On parle de concurrence parasitaire en présence de rapport concurrentiel et d’agissements parasitaires en son absence.
La désorganisation
La désorganisation consiste à perturber un opérateur économiques précis impliquant directement ses salariés, partenaires, clients ou à perturber un marché.
La désorganisation d’un acteur économique peut résulter de salariés débauchés d’une même entreprise durant la même période. En effet, la désorganisation peut consister par la prospection de la clientèle d’un concurrent de manière abusive. Mais encore, par la divulgation de secrets de l’entreprise, divulgation de fichiers clients ou détournement de commande et de clientèle.
La désorganisation du marché créant un avantage concurrentiel est également sanctionnée.

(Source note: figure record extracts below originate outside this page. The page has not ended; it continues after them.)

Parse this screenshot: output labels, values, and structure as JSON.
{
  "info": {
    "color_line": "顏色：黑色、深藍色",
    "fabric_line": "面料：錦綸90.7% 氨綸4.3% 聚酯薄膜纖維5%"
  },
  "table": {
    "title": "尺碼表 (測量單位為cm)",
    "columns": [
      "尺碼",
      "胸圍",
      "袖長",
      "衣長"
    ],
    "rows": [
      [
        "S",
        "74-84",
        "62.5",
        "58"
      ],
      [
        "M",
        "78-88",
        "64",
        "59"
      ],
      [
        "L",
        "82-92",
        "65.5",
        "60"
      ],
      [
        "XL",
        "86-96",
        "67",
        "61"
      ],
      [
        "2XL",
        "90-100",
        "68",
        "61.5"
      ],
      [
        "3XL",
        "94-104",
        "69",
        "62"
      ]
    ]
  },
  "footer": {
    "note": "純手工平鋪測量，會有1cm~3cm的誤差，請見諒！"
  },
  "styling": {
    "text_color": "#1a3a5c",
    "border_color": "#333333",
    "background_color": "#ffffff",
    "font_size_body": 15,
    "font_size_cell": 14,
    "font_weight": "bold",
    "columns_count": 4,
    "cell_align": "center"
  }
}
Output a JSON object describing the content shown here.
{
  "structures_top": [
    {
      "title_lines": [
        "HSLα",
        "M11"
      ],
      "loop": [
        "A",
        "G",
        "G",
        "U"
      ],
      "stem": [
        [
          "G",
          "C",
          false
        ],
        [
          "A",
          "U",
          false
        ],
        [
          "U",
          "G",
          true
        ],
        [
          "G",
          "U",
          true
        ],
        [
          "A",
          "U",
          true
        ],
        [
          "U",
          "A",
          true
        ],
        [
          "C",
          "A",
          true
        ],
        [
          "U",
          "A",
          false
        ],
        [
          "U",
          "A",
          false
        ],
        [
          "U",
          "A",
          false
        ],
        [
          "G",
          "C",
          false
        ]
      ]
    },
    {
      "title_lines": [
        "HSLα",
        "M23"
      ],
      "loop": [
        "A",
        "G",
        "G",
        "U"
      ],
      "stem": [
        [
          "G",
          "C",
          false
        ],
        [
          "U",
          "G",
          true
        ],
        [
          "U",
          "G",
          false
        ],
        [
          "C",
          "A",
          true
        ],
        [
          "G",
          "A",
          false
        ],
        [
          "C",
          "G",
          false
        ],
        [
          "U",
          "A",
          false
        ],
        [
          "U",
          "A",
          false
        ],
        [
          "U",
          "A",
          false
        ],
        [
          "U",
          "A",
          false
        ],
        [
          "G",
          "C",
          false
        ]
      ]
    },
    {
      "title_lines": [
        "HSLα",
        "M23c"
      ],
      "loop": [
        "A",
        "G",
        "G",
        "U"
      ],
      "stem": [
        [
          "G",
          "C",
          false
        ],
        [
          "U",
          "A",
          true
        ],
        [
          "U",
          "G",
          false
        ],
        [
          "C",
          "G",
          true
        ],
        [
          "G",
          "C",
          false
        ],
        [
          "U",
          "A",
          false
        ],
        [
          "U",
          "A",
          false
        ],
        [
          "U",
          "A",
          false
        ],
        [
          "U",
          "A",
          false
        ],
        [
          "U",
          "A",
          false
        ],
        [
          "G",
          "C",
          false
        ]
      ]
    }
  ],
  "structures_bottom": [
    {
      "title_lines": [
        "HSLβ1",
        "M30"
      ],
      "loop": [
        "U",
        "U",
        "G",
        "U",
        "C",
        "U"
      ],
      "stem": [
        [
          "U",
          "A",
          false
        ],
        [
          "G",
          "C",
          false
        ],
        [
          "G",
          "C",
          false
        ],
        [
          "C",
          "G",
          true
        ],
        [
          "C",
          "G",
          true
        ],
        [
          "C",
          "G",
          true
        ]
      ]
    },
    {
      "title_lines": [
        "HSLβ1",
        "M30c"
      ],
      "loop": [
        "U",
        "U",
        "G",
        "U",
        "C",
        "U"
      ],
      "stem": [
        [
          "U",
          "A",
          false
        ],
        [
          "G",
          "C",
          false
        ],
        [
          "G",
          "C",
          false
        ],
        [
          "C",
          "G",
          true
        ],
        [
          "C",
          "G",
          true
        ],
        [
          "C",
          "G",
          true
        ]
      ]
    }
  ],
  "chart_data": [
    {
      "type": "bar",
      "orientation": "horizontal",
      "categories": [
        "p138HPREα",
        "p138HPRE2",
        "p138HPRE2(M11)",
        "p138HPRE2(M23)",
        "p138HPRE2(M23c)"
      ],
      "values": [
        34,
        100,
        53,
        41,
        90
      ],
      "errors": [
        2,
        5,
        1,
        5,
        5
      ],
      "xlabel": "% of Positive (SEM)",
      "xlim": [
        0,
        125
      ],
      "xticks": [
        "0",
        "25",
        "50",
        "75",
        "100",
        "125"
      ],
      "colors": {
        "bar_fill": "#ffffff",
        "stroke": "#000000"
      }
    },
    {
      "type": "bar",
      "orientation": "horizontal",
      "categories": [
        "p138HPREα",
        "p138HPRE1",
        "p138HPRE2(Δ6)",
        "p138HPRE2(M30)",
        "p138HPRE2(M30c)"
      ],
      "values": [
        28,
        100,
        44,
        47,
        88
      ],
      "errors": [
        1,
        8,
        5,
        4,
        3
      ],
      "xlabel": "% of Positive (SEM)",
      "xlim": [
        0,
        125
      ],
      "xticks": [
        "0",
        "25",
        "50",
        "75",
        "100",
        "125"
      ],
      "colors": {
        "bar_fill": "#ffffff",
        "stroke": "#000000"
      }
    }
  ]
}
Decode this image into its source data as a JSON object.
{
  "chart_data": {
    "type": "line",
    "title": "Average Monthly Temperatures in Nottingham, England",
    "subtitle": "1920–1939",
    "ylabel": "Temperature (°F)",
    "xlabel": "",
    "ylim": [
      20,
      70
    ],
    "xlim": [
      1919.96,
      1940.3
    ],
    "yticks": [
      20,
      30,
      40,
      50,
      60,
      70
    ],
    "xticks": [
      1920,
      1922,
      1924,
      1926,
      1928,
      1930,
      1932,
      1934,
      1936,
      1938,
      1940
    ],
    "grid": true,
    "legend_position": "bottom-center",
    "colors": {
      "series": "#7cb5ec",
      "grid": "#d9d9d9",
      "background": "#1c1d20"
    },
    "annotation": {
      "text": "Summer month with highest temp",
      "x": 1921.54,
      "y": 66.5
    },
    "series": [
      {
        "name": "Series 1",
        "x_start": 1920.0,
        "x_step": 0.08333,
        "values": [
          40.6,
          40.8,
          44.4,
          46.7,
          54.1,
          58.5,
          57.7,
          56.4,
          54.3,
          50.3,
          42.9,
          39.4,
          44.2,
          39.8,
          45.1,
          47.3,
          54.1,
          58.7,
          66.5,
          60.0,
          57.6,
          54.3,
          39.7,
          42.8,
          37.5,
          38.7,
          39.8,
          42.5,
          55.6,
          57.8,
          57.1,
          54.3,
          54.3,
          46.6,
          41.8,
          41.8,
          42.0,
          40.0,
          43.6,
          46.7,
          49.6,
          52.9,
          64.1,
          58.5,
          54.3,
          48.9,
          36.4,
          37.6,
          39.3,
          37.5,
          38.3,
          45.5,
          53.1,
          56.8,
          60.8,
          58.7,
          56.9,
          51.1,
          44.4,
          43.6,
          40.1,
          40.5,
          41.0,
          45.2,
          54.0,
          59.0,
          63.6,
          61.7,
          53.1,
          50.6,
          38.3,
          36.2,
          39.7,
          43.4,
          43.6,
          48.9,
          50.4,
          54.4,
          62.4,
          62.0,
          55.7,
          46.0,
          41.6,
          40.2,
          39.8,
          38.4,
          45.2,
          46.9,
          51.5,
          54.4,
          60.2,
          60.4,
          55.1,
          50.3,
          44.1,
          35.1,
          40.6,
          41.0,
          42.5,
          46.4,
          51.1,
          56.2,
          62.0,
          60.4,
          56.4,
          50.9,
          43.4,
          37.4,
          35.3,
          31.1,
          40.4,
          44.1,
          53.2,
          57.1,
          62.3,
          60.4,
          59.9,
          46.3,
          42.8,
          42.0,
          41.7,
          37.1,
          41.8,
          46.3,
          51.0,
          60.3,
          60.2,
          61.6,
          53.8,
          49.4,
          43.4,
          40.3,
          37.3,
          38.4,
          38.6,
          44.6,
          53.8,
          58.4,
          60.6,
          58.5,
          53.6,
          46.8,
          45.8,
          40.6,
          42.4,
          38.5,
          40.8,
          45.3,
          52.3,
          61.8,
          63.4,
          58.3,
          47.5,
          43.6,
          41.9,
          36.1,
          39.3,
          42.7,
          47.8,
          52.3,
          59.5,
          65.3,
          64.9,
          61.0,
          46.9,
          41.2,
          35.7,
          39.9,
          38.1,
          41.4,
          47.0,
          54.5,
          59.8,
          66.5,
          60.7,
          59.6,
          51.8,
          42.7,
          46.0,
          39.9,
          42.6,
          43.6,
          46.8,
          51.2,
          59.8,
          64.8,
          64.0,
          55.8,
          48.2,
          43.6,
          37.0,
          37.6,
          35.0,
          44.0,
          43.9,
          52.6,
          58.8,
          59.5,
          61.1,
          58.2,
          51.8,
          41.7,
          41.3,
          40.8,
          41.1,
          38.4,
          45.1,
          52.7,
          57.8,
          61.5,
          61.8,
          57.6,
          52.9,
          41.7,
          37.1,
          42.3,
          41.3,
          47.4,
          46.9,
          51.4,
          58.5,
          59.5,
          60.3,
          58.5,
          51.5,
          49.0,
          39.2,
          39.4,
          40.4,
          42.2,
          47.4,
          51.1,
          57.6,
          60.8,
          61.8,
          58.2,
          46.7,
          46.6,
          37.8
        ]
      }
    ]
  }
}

La Cour de cassation considère que : « la violation de la réglementation en vigueur par un opérateur économique crée une distorsion dans le jeu de la concurrence constitutive en soi d’un acte de concurrence déloyale » (CA Paris, 9 mars 2016, n°13/01884).
Plus récemment, la cour de cassation a admis que « constitue un acte de concurrence déloyale le non-respect d’une réglementation dans l’exercice d’une activité commerciale, qui induit nécessairement un avantage concurrentiel indu pour son auteur » (Cass. com., 17 mars 2021, n°19-10.414).
Comment collecter des preuves de détournement de clientèle et de concurrence déloyale ?
La sanction de la concurrence déloyale repose sur plusieurs éléments clés. Tout d’abord, il est important de noter que l’action en cas de concurrence déloyale est basée sur les principes du droit commun de la responsabilité civile, notamment les articles 1240 et 1241 du Code civil. Cette action peut être intentée par toute personne ayant un intérêt légitime à agir, dès lors que la faute commise vise à obtenir un avantage économique. De plus, cette action doit être engagée dans un délai de prescription de cinq ans.
En outre, il est possible de recourir à la procédure en référé en saisissant le juge compétent et en lui demandant de prendre toutes les mesures nécessaires pour mettre fin au trouble causé, y compris l’imposition d’une astreinte, conformément aux articles 809 et 873 du Code de procédure civile.
Sur le fond, l’auteur de la concurrence déloyale peut être condamné à verser des dommages et intérêts pour réparer le préjudice subi. Il convient de noter que ce préjudice peut revêtir une dimension matérielle, découlant de la perte de clientèle ou de la perte de chances de développement, ou une dimension morale sous forme de trouble commercial.
Enfin, le juge peut également ordonner une injonction de cessation des actes de concurrence déloyale, assortie le cas échéant d’une astreinte, et exiger la publication ou la diffusion de sa décision.
Il est à noter que, par principe, seuls les préjudices effectivement subis pouvaient être indemnisés. Cependant, la Cour de cassation semble avoir élargi la portée de la réparation dans un arrêt récent en date du 12 février 2020 (Cass. com., n°17-31.614). Selon cette décision, la réparation du préjudice peut être évaluée en prenant en compte l’avantage injuste obtenu par l’auteur des actes de concurrence déloyale au détriment de ses concurrents, ajusté en fonction des chiffres d’affaires respectifs des parties affectées par ces actes. En d’autres termes, le préjudice peut être évalué en prenant en considération les économies réalisées par l’auteur des pratiques illicites.